Barium titanate crystal is a dielectric ceramic with high dielectric constant and low dielectric loss, which is widely used in electronic and energy harvesting fields because of its excellent iron, thermal, optical and piezoelectric properties. HoweverBTOThe brittleness of crystal limits its application in the field of flexible electronics,Therefore, the development of flexible processingBTOEffective methods for blocks or films are of great interest. An effective way to make flexible crystals is to construct fiber structures with high aspect ratios,Since chipping and fracture easily occur at grain boundaries, the crystal size should be refined to enlarge these grain boundaries.

Whencrystal fiberWhen bent, complex grain boundaries can reduce crack propagation and prevent fiber breakage, which is often referred to as the pinning effect. Methods of preparing crystalline fibers include laser cutting,Vapor deposition, electrospinning, etc.,In these methods, electrospinning due to its versatility of the raw material of the fiber,High strain tolerance and particle size controllability are widely used. Especially when the diameter of the crystal fiber is reduced from the micron level to the nanometer level, the size effect brought by the diameter thinning will give the nanofiber material many unique mechanical, thermal and electrical properties. However, it is very challenging to process flexible multicomponent oxide ceramic crystal nanofibers.,due to the presence of many inconsistent grain boundaries. Therefore, the controlled preparation of flexible ternary.BTOcrystal fiberIt will be a breakthrough in the field of ceramic crystallography.
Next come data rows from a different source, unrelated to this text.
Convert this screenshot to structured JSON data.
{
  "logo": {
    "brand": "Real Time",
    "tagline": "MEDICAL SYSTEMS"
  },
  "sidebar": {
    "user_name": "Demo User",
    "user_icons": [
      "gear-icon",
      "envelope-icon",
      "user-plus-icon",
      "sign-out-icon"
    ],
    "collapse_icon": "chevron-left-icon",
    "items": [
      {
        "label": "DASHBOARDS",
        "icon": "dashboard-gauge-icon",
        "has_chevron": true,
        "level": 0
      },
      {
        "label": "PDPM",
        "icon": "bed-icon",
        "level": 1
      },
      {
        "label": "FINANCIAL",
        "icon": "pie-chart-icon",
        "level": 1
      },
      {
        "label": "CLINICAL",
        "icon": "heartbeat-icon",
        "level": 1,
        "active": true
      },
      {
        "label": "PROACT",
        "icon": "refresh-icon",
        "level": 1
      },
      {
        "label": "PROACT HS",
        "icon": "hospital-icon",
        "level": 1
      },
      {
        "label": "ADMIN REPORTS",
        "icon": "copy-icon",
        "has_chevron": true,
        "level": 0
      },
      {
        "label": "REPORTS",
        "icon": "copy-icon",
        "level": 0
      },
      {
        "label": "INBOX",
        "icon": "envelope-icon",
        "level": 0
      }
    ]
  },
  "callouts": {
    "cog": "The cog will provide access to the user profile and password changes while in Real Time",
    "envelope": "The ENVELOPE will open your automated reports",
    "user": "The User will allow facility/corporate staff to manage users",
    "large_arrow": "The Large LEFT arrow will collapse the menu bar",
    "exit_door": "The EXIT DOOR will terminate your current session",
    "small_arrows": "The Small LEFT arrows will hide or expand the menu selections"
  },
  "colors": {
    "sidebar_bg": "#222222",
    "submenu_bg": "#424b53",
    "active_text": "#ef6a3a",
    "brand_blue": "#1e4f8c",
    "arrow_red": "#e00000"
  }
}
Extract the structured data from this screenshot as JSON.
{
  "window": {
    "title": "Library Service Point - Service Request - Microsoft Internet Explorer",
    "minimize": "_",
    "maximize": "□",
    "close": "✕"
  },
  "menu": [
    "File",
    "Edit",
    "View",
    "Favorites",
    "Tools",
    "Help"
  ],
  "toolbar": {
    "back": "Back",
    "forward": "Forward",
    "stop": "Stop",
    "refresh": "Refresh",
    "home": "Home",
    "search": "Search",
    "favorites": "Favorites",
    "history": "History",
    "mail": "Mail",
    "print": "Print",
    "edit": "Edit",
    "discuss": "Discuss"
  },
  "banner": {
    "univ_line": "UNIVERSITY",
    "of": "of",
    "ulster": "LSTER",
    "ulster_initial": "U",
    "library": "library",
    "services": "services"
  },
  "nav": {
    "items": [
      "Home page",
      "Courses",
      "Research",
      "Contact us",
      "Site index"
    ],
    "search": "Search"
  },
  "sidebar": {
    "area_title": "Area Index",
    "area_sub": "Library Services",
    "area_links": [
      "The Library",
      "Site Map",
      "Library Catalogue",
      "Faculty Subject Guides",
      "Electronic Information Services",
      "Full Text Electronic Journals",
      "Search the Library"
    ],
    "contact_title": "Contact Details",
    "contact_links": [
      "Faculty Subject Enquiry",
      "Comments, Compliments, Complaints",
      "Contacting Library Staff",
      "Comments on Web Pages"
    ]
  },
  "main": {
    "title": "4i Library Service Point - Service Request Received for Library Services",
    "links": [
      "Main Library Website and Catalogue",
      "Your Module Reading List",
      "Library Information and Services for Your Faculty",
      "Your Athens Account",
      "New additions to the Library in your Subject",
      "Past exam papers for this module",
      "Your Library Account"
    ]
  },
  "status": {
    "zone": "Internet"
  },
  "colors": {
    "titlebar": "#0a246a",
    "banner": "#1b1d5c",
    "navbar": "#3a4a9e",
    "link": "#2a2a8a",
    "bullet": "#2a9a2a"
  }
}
Recently, the Institute reported a sol-based-A simple and inexpensive polymer template synthesis method for gel electrospinning and high-temperature calcination processes to obtain flexibleBTOcrystal fiber. Based on the properties of spinning solution, the parameters of electrospinning and the control of calcination conditions, the dynamic evolution of colloidal particles in the calcination process andBTOCrystal transformation, grain growth and pore structure evolution process, a comprehensive study of the grain size and grain boundary is closely related to the flexible deformation mechanism. The deformation mechanism of single fiber and fiber membrane in the process of bending force is discussed, the microstructure theory affecting the flexibility of ceramic nanofibers is proposed, and the flexible mechanism of ceramic nanofibers is revealed. PreparedBTOCrystalline fibers have polymer-like lightness, silky softness, and a large Young's modulus. In addition, the crystal fibers also showed0.9%of the elastic strain. FlexibleBTOThe ceramic crystal film can effectively reduce the vibration to adapt to the risk of cracking during large deformation. In this way, a high sensitivity piezoelectric sensor can be designed.100 SMAunder pressure, can be provided80 msFast response time,1.05Vhigh output voltage and4.8 Naof the current.

In summary, the researchers through the sol-Flexible barium titanate nanoparticles were prepared by gel electrospinning and high temperature calcinationcrystal fiberFilm. Perovskite-type barium titanate crystals with complex grain boundaries can be formed at lower temperatures by growth in polymer templates. The Young's modulus of the ceramic membrane is61 MPa, softness is50 mNand the elastic strain is0.9%. In addition, their density is as low28milligram centimeter-3It will not break after deformation. Piezoelectric sensors based on these films are used in100under pressure of kPa1.05Volt output voltage and80Millisecond sensitivity,The method allows large-scale fabrication of flexible barium titanate crystalsNFFilm.